Bölge İdare Mahkemesi kararının özeti: Davacının harçlarla birlikte iadesini talep ettiği ücretlerin, 2464 sayılı Belediye Gelirleri Kanunu ve 213 sayılı Vergi Usul Kanunu hükümleri gereğince düzeltme şikayet başvurusuna konu edilebileceğinin Dairelerince kabul edildiği, Mahkeme kararında tamamı ücret olarak nitelendirilen iade talebine konu ödemelerin 489.199,44-TL'lik kısmının 2464 sayılı Kanunun ek1-6. maddelerinde düzenlenen bina inşaat harcı ve 80. maddesinde düzenlenen plan ve proje tasdik harcı, zemin açma izni ve toprak hafriyatı harcı olduğu dosyaya taraflarca sunulan bilgi ve belgelerle sabit olduğu ancak, dava ve istinaf başvurusu dilekçelerinde ileri sürülen iddiaların, tahakkuk/ödeme üzerine yasal dava açma süresi içinde açılan bir davada incelenebileceği, iddiaların açık bir hesap ya da vergilendirme hatasının varlığını ortaya koyamadığı ve uyuşmazlığın çözümü için kanun maddelerinin yorumuna ihtiyaç duyulduğundan uyuşmazlığın düzeltme ve şikayet kapsamından çıktığı bu sebeple de davanın reddi gerektiğinden, vergi mahkemesi kararında sonucu itibarıyla hukuka aykırılık bulunmadığı gerekçesiyle davalı istinaf başvurusunun belirtilen gerekçeyle reddine karar verilmiştir.

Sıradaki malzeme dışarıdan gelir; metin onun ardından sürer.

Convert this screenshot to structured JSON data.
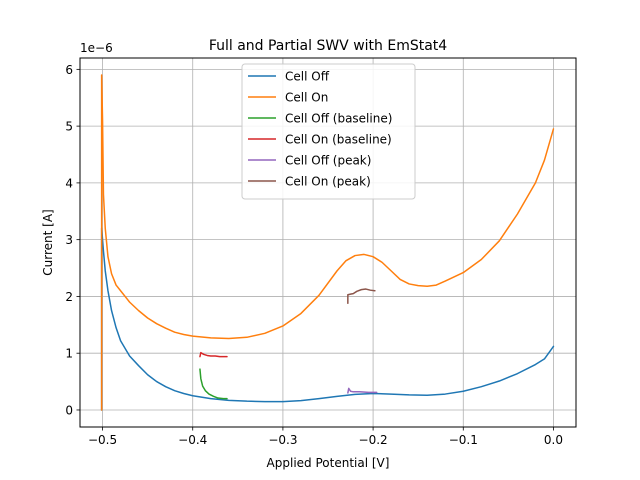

TEMYİZ EDENİN İDDİALARI: Dava konusu işlemin 2577 sayılı Kanunun 10. Maddesi kapsamında değerlendirilmesi suretiyle davanın esasının incelenmesi önünde yasal engel bulunmadığı, esas yönden inceleme yapılmadan verilen kararın hukuka aykırı olduğu iddiasıyla kararın bozulması istenilmektedir.
KARŞI TARAFIN SAVUNMASI: Savunma verilmemiştir.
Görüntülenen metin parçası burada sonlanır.